The New York Times Rewrites American History

What does it mean to be a liberal in today’s world? More than anything else, to be a liberal is to be anti-American.

Byron York describes a New York Times project of which I was unaware, but by which I am not surprised:

In the Times’ view — which it hopes to make the view of millions of Americans — the country was actually founded in 1619, when the first Africans were brought to North America, to Virginia, to be sold as slaves.

This year marks the 400th anniversary of that event, and the Times has created something called The 1619 Project. This is what the paper hopes the project will accomplish: “It aims to reframe the country’s history, understanding 1619 as our true founding, and placing the consequences of slavery and the contributions of black Americans at the very center of the story we tell ourselves about who we are.”

The coincidence of slaves arriving in Jamestown, Virginia in 1619 has been seized on by liberals as an excuse to talk more about slavery–a subject that an objective observer might think had already been talked to death. The “400th anniversary” was to be celebrated by the City of Minneapolis in bizarrely racist fashion, with “white bodied” and “black bodied” city employees attending different consciousness-raising sessions. Those events were canceled after we brought them to light.

The basic thrust of The 1619 project is that everything in American history is explained by slavery and race. The message is woven throughout the first publication of the project, an entire edition of the Times magazine. It begins with an overview of race in America — “Our democracy’s founding ideals were false when they were written. Black Americans have fought to make the true.” — written by Times writer Nikole Hannah-Jones….

The idea that “everything in American history is explained by slavery and race” has become conventional wisdom on the Left. Basically, nothing good has ever happened here, at least not until recently. The Left now includes the public schools, so that one of my kids came home from second grade with the understanding that Martin Luther King had freed the slaves.

The essays go on to cover the economy (“If you want to understand the brutality of American capitalism, you have to start on the plantation.”)…

This is profoundly stupid. The South had a relatively primitive economy; the North was the home of capitalism, which is why the North had the economic strength to win the Civil War. There was a time when everyone understood this, but the Times has regressed.

…the food we eat (“The sugar that saturates the American diet has a barbaric history as the ‘white gold’ that fueled slavery.”); the nation’s physical health (Why doesn’t the United States have universal health care? The answer begins with policies enacted after the Civil War.”); politics (“America holds onto an undemocratic assumption from its founding: that some people deserve more power than others.”); daily life (“What does a traffic jam in Atlanta have to do with segregation? Quite a lot.”) and much more.

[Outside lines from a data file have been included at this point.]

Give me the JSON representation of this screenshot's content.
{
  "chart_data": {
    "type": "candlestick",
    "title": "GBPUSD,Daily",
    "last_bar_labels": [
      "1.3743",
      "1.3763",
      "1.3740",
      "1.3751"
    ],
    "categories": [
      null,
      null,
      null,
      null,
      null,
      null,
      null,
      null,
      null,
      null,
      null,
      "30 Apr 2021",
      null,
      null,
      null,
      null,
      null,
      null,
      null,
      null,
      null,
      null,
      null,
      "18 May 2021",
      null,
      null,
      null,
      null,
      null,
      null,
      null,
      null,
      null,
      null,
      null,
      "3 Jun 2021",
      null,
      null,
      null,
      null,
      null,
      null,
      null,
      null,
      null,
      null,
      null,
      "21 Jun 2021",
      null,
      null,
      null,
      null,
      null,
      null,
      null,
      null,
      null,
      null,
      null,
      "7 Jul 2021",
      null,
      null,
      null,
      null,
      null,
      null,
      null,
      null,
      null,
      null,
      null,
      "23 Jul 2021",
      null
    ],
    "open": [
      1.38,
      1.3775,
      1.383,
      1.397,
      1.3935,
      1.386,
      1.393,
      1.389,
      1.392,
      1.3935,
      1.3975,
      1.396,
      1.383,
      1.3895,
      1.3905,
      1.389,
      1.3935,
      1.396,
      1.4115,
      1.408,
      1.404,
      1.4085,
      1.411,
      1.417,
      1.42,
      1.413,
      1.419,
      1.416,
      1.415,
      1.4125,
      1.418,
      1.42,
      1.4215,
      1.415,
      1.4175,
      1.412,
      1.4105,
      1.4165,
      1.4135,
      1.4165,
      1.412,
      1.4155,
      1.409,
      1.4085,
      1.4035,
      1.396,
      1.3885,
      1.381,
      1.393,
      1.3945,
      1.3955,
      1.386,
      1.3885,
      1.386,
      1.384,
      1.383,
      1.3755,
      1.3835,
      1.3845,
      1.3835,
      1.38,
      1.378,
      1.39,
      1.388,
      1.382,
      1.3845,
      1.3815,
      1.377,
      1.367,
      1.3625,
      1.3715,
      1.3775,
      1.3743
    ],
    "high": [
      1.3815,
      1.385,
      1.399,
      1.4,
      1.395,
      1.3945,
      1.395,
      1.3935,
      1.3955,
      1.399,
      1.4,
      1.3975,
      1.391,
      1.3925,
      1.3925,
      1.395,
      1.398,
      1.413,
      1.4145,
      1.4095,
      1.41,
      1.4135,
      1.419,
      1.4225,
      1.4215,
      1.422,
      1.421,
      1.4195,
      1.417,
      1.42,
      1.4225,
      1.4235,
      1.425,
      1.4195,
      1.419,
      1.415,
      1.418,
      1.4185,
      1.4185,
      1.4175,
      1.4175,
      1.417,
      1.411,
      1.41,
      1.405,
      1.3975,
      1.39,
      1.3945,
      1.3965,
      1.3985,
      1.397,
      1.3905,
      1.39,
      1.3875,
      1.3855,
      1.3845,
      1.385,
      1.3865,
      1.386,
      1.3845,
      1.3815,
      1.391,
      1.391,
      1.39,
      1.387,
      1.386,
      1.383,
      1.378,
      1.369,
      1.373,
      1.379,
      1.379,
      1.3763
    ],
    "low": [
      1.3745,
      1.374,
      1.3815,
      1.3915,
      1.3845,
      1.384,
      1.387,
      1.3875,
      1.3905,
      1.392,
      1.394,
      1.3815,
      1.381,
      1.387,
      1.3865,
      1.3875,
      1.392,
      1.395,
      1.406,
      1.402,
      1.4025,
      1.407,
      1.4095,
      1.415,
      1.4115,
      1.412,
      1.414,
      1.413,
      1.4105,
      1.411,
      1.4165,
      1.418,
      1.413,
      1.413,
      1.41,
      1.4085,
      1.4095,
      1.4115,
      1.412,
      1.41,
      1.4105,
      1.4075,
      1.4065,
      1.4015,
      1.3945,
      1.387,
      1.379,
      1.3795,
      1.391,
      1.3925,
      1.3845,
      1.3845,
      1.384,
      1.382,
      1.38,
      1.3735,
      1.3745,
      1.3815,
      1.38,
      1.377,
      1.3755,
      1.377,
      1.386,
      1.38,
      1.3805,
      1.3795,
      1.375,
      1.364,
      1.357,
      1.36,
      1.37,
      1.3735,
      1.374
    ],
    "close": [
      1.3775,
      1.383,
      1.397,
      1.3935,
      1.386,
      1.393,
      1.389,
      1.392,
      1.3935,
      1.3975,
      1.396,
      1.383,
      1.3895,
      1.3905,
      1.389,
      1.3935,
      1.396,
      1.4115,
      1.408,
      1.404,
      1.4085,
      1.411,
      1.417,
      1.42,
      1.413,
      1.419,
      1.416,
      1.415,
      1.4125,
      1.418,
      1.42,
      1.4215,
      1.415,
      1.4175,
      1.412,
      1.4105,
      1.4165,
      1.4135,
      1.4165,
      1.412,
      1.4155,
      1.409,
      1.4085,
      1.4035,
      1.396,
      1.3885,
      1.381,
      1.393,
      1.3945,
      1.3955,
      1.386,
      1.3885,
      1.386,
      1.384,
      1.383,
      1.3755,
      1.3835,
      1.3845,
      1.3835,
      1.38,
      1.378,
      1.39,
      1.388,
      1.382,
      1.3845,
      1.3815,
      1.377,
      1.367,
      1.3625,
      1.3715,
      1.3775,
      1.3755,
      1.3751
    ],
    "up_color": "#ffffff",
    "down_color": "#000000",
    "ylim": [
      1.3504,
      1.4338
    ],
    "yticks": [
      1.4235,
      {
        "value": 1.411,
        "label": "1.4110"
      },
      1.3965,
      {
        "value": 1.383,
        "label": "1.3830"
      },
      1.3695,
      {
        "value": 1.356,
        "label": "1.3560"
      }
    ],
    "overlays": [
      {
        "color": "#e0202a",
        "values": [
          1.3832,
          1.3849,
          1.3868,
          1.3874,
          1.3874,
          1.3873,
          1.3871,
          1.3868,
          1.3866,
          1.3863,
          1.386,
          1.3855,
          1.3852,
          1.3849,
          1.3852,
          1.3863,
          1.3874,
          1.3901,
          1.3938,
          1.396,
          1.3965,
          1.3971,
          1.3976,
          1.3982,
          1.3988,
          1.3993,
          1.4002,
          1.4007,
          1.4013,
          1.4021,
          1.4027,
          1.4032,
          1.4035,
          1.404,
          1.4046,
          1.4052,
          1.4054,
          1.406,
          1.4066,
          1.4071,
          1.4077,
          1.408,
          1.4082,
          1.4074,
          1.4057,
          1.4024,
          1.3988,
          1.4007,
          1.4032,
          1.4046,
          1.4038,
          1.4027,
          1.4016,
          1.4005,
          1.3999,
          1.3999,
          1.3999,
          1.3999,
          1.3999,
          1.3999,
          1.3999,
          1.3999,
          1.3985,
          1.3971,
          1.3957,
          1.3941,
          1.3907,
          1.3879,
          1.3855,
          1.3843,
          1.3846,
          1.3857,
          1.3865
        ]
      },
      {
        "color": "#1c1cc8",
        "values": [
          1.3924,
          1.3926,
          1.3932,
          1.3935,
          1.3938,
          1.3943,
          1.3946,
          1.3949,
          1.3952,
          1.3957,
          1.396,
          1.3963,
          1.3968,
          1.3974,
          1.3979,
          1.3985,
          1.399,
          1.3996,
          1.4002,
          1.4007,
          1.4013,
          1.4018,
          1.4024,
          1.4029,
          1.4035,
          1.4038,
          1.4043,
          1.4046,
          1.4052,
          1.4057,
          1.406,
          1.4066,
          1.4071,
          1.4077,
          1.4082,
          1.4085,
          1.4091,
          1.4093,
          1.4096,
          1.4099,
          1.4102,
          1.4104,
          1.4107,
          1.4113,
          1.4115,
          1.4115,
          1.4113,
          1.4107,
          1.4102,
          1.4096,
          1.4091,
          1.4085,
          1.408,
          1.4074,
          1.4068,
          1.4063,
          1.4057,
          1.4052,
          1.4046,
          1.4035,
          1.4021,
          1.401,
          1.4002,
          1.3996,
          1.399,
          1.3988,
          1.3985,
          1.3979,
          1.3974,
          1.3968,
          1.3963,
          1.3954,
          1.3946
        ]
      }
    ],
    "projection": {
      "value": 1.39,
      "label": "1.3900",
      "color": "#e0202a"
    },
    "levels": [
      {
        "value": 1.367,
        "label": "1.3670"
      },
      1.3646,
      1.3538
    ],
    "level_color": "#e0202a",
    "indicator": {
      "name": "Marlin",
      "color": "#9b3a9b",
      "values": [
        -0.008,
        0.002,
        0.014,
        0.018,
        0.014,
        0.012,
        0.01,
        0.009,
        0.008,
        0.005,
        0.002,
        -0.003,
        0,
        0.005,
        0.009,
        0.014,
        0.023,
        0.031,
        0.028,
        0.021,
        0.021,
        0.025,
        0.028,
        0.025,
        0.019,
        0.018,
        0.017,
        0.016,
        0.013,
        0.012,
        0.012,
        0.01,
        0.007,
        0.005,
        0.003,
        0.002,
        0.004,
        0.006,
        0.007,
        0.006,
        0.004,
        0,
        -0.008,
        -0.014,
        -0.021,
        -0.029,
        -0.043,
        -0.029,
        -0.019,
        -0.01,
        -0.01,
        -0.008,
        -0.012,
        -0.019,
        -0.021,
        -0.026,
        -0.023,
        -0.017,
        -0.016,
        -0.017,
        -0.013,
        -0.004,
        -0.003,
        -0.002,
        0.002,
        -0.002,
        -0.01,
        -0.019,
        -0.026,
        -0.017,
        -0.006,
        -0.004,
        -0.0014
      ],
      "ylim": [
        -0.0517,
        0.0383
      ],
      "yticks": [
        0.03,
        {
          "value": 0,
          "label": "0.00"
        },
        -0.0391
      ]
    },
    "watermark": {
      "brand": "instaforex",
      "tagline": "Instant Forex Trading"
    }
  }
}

That this is childish doesn’t mean it is harmless.

[A] project with the aim of reframing U.S. history has to be more than a bunch of articles and podcasts. A major goal of The 1619 Project is to take the reframing message to schools. The Times has joined an organization called The Pulitzer Center — which, it should be noted, is not the organization that hands out the Pulitzer Prize — to create a 1619 Project curriculum. “Here you will find reading guides, activities, and other resources to bring The 1619 Project into your classroom,” the Center says in a message to teachers.

As noted above, the Times might be surprised to learn how far gone in leftist idiocy our public schools already are. The Times’s anti-American message will be welcomed by the far-left National Education Association and the other teachers’ unions, which control public education.

A normal person might wonder why the Democratic Party, in the person of the New York Times, is so obsessed with slavery, which was abolished 154 years ago. Isn’t it time to move on? Forty or fifty years ago, that is what just about everyone thought. But the Times, on behalf of the Democratic Party, is trying to stir up race hatred. Democrats think racial hostility is essential to defeating President Trump in 2020–their paramount goal, next to which everything else is an afterthought. They face a problem, in that Trump has been the best president for blacks, certainly since Reagan, maybe forever. So, they say, let’s focus on 1619. And then go out and vote for Democrats, the party of slavery and Jim Crow.

Can a country that is despised by its own establishment, which seeks to undermine it at every turn, survive? I don’t know. We will find out.